#KenyaAirways share price drops to less than 1 Kenya Shilling


(Posted 23rd April 2020)

When the Corona Virus crisis first struck and airlines around the world felt the impact of the disease, were many of them in outright denial of the aggressive nature and rapid global spread as they dabbled in date change after date change for flight cancellations, changing refund rules and more. From mid March it became end March, mid April, end April and reality now looks more like mid year or even beyond for passenger flights to resume.

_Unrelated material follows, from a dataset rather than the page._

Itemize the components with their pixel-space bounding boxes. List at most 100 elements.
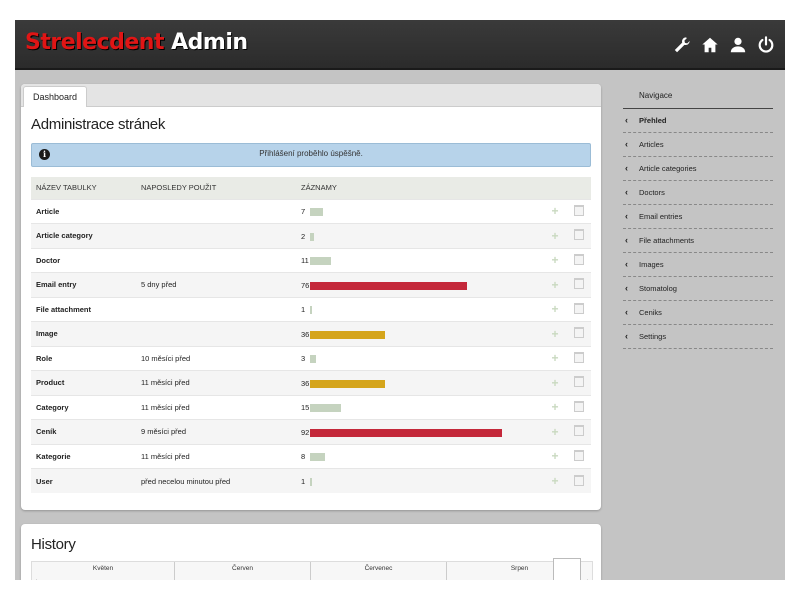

Airlines in Africa, already struggling – apart from industry leader Ethiopian Airlines which is however also losing money at present – have come under added pressure after flight bans came into effect. The two most endangered ones, South African Airways and Kenya Airways, are staring into the abyss now. In South Africa has government stated that they can no longer spare funds to bail out the airline once again and the administrators have now applied to lay off the entire workforce.
In Kenya, with the nationalisation plan not really clear, is government also looking at a sharp drop in revenues and income while the fight against COVID19 consumes much of the available funds in the kitty, leaving little wriggling room to meet Kenya Airways’ demand for an emergency cash injection.
While the airline is shifting focus now on cargo operations, has again Ethiopian Airlines won global supply deals, as a result of superior airport infrastructure when it comes to freight handling and the larger number of dedicated cargo aircraft available.
It comes as no surprise therefore that the value of a Kenya Airways share has dropped yesterday to just 97 cents Kenya currency, the lowest ever recorded.
There is widespread speculation among aviation pundits, that should SAA be reaching the end of the road Kenya Airways might then follow into the aviation graveyard, which COVID19 has filled with additional casualties – after already over the past two years airline closures and bankruptcies made headlines around the world.
Like in South Africa, where the national airline faces the market exit, is Kenya Airways too seen as a key element for any tourism revival in the region. Without Kenya Airways will it be much harder to kickstart tourism, itself already a very challenging prospect. To make matters worse, countries in the region with recently revived national airlines like Air Tanzania, which operate at significant losses anyway as their governments seem to have no regard to financial prudence and viable operations, have chipped away at KQ’s market share on routes which were the backbone of their revenues.
The next few days and weeks will be crucial for Kenya Airways just like for South African Airways and ATCNews will provide updates on their status as and when available.